En cette période orange et noire d’Halloween, il me prend l’envie de glisser ici et de mettre au devant de la scène ce cher Washington Irving (1783-1859), l’un des pères fondateurs de la nouvelle fantastique américaine. Grand voyageur et conteur hors pair, cet écrivain a précédé Edgar Allan Poe dans les contrées du conte noir à l’américaine.

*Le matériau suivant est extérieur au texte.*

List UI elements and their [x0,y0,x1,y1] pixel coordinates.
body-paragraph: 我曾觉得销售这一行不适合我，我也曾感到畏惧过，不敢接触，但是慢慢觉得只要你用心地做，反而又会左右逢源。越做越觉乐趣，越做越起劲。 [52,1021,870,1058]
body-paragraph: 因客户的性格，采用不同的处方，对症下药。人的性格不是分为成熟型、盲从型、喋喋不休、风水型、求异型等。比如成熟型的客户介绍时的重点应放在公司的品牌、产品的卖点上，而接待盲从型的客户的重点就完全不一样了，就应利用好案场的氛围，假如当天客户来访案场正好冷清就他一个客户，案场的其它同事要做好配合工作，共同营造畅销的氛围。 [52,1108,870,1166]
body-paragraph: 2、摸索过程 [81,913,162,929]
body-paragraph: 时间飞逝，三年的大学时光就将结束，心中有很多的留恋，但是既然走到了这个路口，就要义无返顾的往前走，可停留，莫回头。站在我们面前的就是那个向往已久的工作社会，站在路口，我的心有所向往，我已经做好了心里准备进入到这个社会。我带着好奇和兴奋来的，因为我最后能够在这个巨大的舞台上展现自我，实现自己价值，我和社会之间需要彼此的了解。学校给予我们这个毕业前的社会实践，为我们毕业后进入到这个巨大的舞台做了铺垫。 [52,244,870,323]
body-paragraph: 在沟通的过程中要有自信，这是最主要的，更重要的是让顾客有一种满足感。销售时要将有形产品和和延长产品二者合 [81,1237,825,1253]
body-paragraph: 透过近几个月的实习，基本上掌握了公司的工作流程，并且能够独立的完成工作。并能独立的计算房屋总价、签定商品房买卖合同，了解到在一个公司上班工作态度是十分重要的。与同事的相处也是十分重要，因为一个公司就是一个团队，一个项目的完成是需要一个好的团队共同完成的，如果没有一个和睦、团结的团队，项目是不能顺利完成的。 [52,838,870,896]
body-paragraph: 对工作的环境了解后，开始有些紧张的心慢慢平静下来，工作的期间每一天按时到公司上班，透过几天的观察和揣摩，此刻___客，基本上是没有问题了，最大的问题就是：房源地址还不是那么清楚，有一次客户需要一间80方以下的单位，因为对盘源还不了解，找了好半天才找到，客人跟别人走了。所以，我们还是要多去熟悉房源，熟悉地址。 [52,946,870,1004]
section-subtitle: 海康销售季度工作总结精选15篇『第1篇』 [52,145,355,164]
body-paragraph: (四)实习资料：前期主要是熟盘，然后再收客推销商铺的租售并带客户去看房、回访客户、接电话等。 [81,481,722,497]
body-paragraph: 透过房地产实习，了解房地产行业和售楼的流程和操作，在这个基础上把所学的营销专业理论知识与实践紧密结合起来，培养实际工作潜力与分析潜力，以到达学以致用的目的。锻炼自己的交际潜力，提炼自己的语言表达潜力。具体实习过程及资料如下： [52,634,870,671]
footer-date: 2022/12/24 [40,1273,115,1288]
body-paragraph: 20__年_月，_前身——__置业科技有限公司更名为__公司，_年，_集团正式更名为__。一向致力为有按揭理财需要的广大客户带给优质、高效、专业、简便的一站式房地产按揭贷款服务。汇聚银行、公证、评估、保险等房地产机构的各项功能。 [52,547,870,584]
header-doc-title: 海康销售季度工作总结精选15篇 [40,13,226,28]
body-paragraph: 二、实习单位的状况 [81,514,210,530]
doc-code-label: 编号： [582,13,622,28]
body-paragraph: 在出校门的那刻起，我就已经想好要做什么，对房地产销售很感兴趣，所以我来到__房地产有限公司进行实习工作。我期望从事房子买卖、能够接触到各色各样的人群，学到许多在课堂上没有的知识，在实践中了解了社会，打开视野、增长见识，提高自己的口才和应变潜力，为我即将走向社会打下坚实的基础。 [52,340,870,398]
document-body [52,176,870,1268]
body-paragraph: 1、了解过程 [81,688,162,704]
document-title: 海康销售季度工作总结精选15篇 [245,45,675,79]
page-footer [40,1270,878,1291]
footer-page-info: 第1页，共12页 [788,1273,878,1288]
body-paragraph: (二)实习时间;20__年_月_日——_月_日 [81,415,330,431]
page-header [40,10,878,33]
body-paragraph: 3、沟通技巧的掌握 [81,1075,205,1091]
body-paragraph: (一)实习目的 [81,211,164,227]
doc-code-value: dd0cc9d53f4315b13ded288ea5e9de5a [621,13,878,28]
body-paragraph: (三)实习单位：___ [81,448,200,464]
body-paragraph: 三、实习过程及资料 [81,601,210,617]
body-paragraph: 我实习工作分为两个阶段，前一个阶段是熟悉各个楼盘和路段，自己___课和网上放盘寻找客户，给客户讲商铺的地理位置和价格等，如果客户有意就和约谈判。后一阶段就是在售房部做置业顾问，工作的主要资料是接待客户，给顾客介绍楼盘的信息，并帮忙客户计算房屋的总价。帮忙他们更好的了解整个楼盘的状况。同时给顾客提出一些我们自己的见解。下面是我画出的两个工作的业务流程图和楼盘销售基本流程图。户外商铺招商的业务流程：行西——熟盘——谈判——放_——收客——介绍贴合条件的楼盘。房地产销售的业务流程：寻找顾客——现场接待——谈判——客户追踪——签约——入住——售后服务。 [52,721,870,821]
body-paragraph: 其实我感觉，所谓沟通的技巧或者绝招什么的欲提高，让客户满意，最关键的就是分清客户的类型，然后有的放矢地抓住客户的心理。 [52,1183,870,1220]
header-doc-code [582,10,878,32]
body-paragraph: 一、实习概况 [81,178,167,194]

Portrait of Washington Irving

Portrait de Washington Irving (1809), John Wesley Jarvis

Puisant dans les märchens (contes folkloriques allemands) au début du 19ème siècle, Irving a mis au goût du jour le motif  littéraire/récit-cadre de la veillée au coin du feu devant lequel chacun se raconte des histoires à faire frissonner. Il a d’ailleurs été une influence majeure sur les nouvelles fantastiques de Charles Dickens qui était un grand admirateur de son œuvre.

Même aux États-Unis, le nom d’Irving se fait très discret, comme éclipsé par sa création qui est l’une des figures emblématiques d’Halloween : le Cavalier sans tête (The Headless Horseman) qui poursuit ses victimes avec une citrouille en guise de substitut à sa tête manquante. Inspiré par le personnage du Chasseur sauvage, figure issue du folklore allemand,  Irving est en effet l’auteur de la nouvelle La Légende du Val Dormant (The Legend of Sleep Hollow, extrait du recueil Le Livre d’esquisses de Geoffrey Crayon, Gent. 1819) et dont Tim Burton a fait une remarquable adaptation libre.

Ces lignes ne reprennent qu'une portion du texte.